Cuban’s other reforms

Cuban also said state and federal healthcare programs should contract with smaller PBMs (likely transparent ones), adopt single formularies for Medicaid, and have one PBM serve the Medicaid program in each state. Medicaid has fashioned a framework that has some of the elements Cuban likes and what is practiced in other developed countries. The Medicaid rebate program collects retrospective rebates from brand drug makers from both fee-for-service and managed care lives. State and federal rebates are major. Where states have set up single formularies and centralized approaches, formulary committees decide what should be on the formulary from a cost and clinical approach. In effect, a net cost basis is arrived at universally in the state’s program. The retrospective nature does not impact consumers here as there are no or only small copays in Medicaid.

Seize the initiative

I like Cuban’s boldness. He argues that using transparent PBMs and forcing brand drug makers to offer net prices upfront would work. For sure, there are challenges in terms of speed and success. Healthcare is mired in acquiescence. The Medicare drug price reform act will help move things along. But let’s not wait. It is time to try Cuban’s ideas, have government further push down the road of drug price negotiations, and have committed healthcare actors embrace drug price transparency reforms. Indeed, Blue Shield of California (BSC) is embracing a radical remake of its pharmacy program for commercial products (at first). BSC is looking to move to a transparent model and has chosen key innovators (including Cuban’s CPD) to revolutionize its approach to drug spending. It is the first of its kind in the traditional payer world. Other insurers and employers are contracting with CPD in a smaller way as well. Some employers have gotten the message and are dropping traditional PBMs in favor of transparent ones.
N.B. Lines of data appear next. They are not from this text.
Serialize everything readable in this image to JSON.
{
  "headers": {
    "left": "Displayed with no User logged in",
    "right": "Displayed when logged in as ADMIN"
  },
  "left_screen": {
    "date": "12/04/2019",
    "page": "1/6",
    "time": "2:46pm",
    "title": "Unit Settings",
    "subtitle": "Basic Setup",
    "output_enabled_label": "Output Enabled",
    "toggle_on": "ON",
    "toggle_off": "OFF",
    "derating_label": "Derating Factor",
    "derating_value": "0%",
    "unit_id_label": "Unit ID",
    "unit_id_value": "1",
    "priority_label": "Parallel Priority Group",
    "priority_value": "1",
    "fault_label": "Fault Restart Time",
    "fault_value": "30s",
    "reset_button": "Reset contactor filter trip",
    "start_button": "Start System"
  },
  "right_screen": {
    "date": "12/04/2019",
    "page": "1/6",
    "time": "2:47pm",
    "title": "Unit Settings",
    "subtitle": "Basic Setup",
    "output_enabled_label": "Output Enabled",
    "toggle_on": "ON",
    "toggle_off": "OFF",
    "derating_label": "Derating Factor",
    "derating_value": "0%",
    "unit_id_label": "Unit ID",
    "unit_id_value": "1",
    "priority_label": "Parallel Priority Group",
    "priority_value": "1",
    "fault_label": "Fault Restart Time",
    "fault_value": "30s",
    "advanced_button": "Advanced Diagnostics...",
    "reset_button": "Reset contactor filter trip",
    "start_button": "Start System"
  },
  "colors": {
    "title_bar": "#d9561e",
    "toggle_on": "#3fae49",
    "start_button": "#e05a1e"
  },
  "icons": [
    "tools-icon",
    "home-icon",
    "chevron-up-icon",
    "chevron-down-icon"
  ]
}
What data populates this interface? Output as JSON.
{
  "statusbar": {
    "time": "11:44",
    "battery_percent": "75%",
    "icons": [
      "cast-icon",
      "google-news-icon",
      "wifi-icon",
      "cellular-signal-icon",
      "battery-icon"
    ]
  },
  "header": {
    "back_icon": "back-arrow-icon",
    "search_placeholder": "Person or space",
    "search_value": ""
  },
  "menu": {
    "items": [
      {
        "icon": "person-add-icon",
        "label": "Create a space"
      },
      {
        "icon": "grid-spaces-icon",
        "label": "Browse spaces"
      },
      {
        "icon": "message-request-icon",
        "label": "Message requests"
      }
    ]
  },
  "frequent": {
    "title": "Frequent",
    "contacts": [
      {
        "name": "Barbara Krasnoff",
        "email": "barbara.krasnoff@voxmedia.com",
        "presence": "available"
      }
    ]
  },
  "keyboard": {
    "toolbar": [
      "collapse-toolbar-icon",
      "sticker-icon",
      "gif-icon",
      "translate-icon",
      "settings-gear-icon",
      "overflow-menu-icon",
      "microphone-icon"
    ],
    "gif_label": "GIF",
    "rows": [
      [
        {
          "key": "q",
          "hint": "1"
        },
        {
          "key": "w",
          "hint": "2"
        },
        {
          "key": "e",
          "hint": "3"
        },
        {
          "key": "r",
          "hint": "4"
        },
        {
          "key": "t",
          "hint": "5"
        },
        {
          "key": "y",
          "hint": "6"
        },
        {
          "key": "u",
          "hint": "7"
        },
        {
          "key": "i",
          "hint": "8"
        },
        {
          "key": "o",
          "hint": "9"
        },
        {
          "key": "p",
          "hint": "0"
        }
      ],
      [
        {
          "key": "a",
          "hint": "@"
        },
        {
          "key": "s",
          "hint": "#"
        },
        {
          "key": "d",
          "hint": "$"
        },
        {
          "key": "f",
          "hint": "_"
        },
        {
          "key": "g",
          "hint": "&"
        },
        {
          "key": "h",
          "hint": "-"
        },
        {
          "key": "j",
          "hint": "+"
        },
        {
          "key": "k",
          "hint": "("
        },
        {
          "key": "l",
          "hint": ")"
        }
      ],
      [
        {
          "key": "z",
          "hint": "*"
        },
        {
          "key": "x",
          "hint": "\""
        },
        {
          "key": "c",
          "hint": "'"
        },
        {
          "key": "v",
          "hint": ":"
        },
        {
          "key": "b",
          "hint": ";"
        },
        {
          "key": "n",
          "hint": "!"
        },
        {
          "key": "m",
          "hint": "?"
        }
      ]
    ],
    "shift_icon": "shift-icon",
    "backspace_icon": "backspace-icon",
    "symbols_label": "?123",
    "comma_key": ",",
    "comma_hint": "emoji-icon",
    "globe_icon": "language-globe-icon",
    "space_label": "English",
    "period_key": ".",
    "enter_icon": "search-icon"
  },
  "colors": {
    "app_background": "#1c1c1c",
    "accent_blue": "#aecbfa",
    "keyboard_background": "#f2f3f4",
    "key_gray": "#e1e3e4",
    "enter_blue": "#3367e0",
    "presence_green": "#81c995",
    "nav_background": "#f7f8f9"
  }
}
In defense of some of what PBMs do

Mind you, I am a defender of PBMs to a degree. A slick marketing and lobbying campaign by Big Pharma has put a political target on PBMs’ back in an effort to divert attention from the brand drug makers. As well, my GOP party has in essence been bought and sold by Big Pharma. The singling out of PBMs as the main culprit is unfair. I do hate the PBMs’ opaqueness and the ugly leverage they use in the market (e.g., spread pricing and clawbacks that hurt pharmacies). But PBMs do serve a good purpose in prior authorization, network quality, and more. Without these sophisticated and knowledgeable watchdogs, drug costs would be even more out of control. Specific to the PA issue, lower prices alone are not a cure for the over-utilization driven by many sloppy docs and all the greedy drug makers. Proper and accountable PA should not be a bad word in healthcare. It is important.

Conclusion

In the end, change will be slow but sure. Cuban and a bunch of other innovators will boldly go where no one has gone before and bring transparency and better tech to the equation. (The biggest PBMs are mired in legacy tech, which holds them back as well.) PBMs in some form and perhaps by a different name will be important in my view. They will morph into value-added, tech-savvy partners within the new model. Over time, the hope is that the new PBMs may facilitate price transparency as well as provide important value add-ons in the areas of PA, quality, and analytics – without all the skullduggery and chicanery in which they engage today with brand drug makers.